Umpire Lou Rowan issued a warning to Snow for bowling persistently short and this enraged both the bowler and his captain. They contended that the warning was premature at that stage as Snow had bowled just one short-pitched delivery in that particular over. They got embroiled in a heated argument with the umpire who however stuck to his guns.

All this had the crowd in some agitation and it soon spilled over. There was plenty of booing in Snow’s general direction and then at the drinks break, a number of cans were thrown onto the field as Snow moved to his position at deep fine leg. Seeing this, Illingworth called his players to the centre and they sat down and waited till the field had been cleared.

Once play resumed, Snow moved back to his usual position, within touching distance of the furious spectators.

Sure enough, one of them—obviously under the influence of alcohol—reached out and grabbed the fast bowler by his sleeve while verbally abusing him.

The captain and other players rushed to assist Snow but even as they did so, the cans came back at them from the crowd. At this stage Illingworth led his side off the field as he considered it unsafe.

The umpires (Rowan and Tom Brooks) and the two batsmen (Lillee and Greg Chappell) were left waiting in the middle. At this stage the umpires felt they would have been within their rights to have awarded the game to Australia as Illingworth had led the side off without making any comment to the umpires. But they decided to give England an opportunity to resume.
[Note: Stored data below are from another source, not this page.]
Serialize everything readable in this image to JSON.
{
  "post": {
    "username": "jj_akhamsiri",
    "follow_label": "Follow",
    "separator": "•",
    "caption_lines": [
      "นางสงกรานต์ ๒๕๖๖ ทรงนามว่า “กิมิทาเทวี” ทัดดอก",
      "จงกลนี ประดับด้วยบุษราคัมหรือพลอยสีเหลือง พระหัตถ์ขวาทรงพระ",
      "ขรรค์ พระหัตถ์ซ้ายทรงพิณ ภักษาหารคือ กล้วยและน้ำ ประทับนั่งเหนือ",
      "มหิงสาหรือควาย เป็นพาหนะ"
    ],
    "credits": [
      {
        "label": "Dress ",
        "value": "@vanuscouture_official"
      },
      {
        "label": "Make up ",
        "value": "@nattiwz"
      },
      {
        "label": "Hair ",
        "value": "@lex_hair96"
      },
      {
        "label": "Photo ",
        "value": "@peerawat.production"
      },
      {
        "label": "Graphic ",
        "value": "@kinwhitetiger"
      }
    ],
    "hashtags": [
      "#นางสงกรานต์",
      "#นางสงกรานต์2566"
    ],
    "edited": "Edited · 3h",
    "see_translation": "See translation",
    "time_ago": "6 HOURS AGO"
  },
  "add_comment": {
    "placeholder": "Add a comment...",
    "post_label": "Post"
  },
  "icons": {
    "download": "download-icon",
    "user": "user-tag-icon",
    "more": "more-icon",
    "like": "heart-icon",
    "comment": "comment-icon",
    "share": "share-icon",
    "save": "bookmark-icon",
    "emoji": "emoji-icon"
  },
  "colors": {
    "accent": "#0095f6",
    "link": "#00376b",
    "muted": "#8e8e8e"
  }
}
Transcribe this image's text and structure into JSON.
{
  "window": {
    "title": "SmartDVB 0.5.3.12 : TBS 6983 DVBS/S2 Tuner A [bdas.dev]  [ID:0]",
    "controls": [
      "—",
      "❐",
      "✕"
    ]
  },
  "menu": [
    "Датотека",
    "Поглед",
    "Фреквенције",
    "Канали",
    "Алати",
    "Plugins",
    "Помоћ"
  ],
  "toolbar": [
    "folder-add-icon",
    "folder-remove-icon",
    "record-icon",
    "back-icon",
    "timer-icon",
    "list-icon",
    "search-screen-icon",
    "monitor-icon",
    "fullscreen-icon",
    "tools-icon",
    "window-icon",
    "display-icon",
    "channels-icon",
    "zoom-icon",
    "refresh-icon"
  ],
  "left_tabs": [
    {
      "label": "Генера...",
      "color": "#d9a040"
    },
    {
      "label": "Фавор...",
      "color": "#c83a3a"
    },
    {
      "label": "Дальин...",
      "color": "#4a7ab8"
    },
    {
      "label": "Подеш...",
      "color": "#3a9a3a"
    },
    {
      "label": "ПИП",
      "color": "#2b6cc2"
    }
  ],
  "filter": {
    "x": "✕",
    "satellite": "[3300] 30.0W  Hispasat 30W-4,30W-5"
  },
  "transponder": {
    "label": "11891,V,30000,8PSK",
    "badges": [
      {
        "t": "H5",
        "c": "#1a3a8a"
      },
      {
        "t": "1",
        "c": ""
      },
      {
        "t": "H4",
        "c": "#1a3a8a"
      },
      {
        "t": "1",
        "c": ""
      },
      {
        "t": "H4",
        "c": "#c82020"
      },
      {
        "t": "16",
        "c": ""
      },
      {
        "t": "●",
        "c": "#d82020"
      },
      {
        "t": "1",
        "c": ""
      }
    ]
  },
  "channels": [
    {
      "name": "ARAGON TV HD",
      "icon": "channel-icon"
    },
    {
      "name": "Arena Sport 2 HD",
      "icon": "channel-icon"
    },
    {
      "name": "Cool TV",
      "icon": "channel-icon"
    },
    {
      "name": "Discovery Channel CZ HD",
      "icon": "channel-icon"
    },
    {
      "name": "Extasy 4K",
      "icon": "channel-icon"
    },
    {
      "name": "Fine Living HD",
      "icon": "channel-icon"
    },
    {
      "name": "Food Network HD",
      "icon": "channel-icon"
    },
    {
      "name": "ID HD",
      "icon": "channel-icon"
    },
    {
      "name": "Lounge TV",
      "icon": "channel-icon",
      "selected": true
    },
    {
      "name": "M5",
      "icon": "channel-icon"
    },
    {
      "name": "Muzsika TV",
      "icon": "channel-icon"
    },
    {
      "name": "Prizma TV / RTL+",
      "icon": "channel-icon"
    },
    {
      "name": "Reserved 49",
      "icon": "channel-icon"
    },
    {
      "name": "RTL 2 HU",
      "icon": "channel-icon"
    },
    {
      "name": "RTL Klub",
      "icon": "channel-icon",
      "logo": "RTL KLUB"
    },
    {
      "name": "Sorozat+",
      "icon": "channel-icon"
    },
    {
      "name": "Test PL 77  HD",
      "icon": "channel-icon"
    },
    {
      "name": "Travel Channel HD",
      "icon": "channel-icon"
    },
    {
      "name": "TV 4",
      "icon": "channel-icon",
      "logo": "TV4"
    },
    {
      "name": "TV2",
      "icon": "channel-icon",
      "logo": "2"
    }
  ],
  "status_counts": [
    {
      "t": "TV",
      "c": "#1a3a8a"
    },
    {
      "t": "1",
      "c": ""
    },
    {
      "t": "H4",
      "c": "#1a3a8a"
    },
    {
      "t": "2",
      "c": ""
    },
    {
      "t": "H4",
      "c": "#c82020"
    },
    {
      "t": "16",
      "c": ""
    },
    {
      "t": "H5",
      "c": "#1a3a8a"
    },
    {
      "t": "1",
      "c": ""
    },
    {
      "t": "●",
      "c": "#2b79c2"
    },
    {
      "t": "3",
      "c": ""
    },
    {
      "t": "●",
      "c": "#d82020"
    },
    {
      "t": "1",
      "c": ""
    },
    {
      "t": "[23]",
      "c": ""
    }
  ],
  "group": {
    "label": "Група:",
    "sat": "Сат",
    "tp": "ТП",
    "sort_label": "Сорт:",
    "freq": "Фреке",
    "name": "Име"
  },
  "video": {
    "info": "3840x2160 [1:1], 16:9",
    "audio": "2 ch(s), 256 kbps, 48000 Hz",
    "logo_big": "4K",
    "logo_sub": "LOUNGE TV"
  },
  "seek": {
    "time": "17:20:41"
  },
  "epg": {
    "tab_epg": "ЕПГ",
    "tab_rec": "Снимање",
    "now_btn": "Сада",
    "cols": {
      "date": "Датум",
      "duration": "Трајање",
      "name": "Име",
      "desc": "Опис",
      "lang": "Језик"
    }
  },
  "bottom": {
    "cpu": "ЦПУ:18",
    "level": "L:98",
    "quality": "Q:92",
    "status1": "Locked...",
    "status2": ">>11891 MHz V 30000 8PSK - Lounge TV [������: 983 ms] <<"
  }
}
In the dressing room they warned Illingworth that they had two minutes to get back on or the Test would be forfeited.

Fortunately for England and the game of cricket itself, there were no further untoward incidents. Snow once again rather provocatively headed to the fine leg fence but Willis chased after him and persuaded him to switch places.

England batted much better in the second innings with all the top batsmen getting good starts. The opening stand between John Edrich (57) and Brian Luckhurst (59) was worth 94—that would prove to be the best in the Test.

Still, a score of 302 meant the victory target set for Australia was an achievable 223. Australia ended the fourth day 100 runs short with five wickets in hand with Greg Chappell and Marsh at the crease.

Unfortunately for England, early in the Australian second innings they lost the services of their strike bowler. Snow caught his finger in the picket fence and broke it while running to take a catch. This was a massive blow and Illingworth now took the decision that he and Derek Underwood would do the bulk of the bowling on a track traditionally conducive to spin bowling.

It worked on the final day as the last six wickets tumbled for the addition of just another 60 runs. England had won the Test by 62 runs, the series 2-0 and finally had the Ashes back in their grasp.